It’s natural to feel a certain measure of despair when your business goes into debt, but if you use it as an opportunity to reevaluate your core assumptions and strategies, then this can also be time to initiate necessary changes and make your business stronger.
Not sure where to begin? Consider some of the following recommendations.
Take your business plan out of mothballs
Intractable debt could be the result of a problematic business plan — one that was either too ambitious, no longer applies, or that simply needs to be adjusted at the edges.
“This is the number one issue for small businesses,” says Jim Harris, President of Seneca Financial Group, an investment bank that helps small, distressed companies with financial restructuring. Harris’ first piece of advice to debt-riddled businesses is “to take a very hard look at your business plan and develop a set of realistic expectations for the coming twelve months.”
Identify superfluous assets
Make a list of your every business asset, including office equipment and supplies. “If you can’t quickly describe what the value of a particular asset is — today — get rid of it,” advises Harris. While this may sound drastic, selling off assets is a great way to increase immediate access to cash.
Of course, this doesn’t mean that you should discard equipment that you can’t sell. If you have an old computer, for instance, it will be of more value on a desktop than in a dumpster. The point is to find expendable assets that can improve your cash flow.
Don’t hold onto inventory out of stubbornness
While enumerating needless assets, you may find you’re reluctant to sell inventory. Since you’ll likely get less for inventory than what you paid for it, this is understandable.
Nevertheless, Jim Harris urges businesses to “get rid of it and turn it into cash.” At least, he explains, “that cash can be used to pay down debt which is probably accruing interest at a much higher rate than you’re ever going to get out of inventory.”
Naturally, the size of the loss you can absorb depends on how bad your debt is. If you’re going to take a very big hit by selling your inventory, weigh that loss against the cost of the interest on your debt.
If, in the process of taking stock of your assets, you decide to keep a piece of equipment, make sure it’s in good condition. This way, says Barbara Weltman, author of J.K. Lasser’s New Rules for Small Business Taxes, you won’t court further debt if you need to replace equipment that’s vital to your business.
Ultimately, prolonging the life of your office equipment is a good business practice that can help you stave of debt in the future. For instance, you can upgrade your computer’s memory instead of buying a new machine.
If looking to refinance, first check your credit report
Whenever you apply for a loan, your credit report is evaluated and scored by the loan provider. If your creditworthiness is determined to be low, you’re in for an uphill battle so check your credit history first.
Businesses in distress should consider the Small Business Administration (SBA) as a refinancing source. According to Jim Harris, their loan rates and terms will very likely be more favorable than what you’ll find at a bank.
As a general rule, however, Jim Harris reminds businesses to borrow money to grow their business, not to pay off debt.
Master your cash flow
An important part of conquering debt is getting a very clear idea of your cash inflows and obligations. Simply put, says Jim Harris, if your sources of cash are less than your expenses, you need to cut your expenses back or talk to your creditors about working out an installment plan.

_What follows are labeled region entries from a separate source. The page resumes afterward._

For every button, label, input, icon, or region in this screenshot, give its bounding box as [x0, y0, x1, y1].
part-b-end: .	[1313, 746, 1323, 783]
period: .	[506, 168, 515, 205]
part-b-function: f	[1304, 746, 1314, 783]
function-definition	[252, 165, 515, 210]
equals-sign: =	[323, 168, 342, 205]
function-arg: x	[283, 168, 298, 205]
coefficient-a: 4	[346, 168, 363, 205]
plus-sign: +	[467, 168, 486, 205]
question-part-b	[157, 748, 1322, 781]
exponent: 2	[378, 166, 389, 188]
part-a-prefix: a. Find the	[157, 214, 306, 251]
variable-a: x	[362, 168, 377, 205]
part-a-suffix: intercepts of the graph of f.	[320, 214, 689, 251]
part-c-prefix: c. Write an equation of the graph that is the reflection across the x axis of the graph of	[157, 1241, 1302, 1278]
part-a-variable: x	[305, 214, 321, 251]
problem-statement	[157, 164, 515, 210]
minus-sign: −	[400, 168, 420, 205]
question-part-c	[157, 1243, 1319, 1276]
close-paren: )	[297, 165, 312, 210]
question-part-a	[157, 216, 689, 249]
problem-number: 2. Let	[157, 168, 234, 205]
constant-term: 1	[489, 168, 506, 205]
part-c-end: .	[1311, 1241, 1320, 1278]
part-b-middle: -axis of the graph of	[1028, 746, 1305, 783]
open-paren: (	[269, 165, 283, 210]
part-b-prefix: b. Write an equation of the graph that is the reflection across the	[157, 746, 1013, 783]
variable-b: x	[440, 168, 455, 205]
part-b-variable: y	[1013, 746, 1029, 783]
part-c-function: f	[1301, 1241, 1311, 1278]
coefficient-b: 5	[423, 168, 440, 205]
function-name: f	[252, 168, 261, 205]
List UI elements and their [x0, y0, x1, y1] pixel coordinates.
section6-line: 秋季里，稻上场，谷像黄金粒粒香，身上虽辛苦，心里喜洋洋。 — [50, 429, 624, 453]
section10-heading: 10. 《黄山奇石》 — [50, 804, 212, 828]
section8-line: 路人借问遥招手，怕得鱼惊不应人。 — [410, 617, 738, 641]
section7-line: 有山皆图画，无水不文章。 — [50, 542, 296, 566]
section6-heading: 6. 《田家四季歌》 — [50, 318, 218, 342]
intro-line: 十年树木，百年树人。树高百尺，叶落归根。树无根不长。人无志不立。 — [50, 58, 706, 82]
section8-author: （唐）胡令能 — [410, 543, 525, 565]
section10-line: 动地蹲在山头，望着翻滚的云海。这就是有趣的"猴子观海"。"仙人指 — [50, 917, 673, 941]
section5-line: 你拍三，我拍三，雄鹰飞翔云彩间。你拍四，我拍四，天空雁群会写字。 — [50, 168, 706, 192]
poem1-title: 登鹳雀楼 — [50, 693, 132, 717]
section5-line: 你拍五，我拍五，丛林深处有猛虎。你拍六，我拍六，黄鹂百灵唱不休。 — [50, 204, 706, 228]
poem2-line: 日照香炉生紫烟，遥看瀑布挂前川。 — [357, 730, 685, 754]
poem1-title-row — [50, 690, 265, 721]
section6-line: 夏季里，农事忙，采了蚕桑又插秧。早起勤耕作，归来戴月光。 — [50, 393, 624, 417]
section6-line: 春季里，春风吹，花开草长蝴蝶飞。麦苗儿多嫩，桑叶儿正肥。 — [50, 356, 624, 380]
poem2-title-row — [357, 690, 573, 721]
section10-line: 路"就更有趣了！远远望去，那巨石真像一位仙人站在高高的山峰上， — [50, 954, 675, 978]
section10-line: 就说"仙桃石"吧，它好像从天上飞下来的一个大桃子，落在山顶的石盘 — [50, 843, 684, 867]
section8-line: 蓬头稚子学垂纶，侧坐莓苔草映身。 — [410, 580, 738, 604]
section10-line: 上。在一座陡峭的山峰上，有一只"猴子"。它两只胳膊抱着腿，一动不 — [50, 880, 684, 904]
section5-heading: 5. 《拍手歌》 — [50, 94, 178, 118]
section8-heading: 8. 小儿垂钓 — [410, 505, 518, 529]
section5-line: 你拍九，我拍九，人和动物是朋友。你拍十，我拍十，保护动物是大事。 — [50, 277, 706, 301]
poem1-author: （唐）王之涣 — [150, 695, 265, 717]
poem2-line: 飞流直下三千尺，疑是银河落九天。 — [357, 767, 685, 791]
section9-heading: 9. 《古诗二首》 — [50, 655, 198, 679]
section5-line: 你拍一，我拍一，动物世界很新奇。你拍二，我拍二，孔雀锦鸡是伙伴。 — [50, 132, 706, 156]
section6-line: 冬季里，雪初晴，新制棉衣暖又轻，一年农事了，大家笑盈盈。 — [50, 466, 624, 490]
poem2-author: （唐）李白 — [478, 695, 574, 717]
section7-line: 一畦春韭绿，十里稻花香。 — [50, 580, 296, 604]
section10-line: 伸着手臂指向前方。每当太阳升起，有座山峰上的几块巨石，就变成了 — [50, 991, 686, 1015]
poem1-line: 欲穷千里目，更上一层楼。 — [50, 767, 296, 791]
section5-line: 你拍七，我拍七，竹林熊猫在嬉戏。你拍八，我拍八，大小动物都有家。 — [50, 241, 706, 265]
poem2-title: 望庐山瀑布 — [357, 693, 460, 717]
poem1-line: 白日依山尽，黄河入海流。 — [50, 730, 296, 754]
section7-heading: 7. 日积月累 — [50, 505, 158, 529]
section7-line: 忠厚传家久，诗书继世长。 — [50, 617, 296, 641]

Don’t forget working capital
If you work out a repayment plan with your lenders, don’t forget to factor in your business’ need for working capital. The sooner you bring this up with your lenders, the better.
Treat trade suppliers well
For Jim Harris, this means not financing your business by inordinately delaying payment to suppliers. This is a risky financing method. If you abuse the relationship with your trade suppliers, they may stop doing business with you.
What to consider if you work with a bank on your debts
If you decide to extend an existing loan with a bank, think twice before signing on for increased collateralization, Jim Harris cautions. Securing a loan with this kind of personal guarantee obviously has its risks. Even so, many small businesses are surprised to discover that their personal assets will actually be put on the chopping block if things go badly. In other words, do a gut check and ask yourself just how much faith you have in your business plan.
Another path you can take with your bank lender is to perform a liquidation analysis. A liquidation analysis will indicate how much money your business will need in order to stay open. It also will demonstrate to the bank that your business is worth more open than closed. Once you’ve made your case, you should then be ready to propose a payment plan.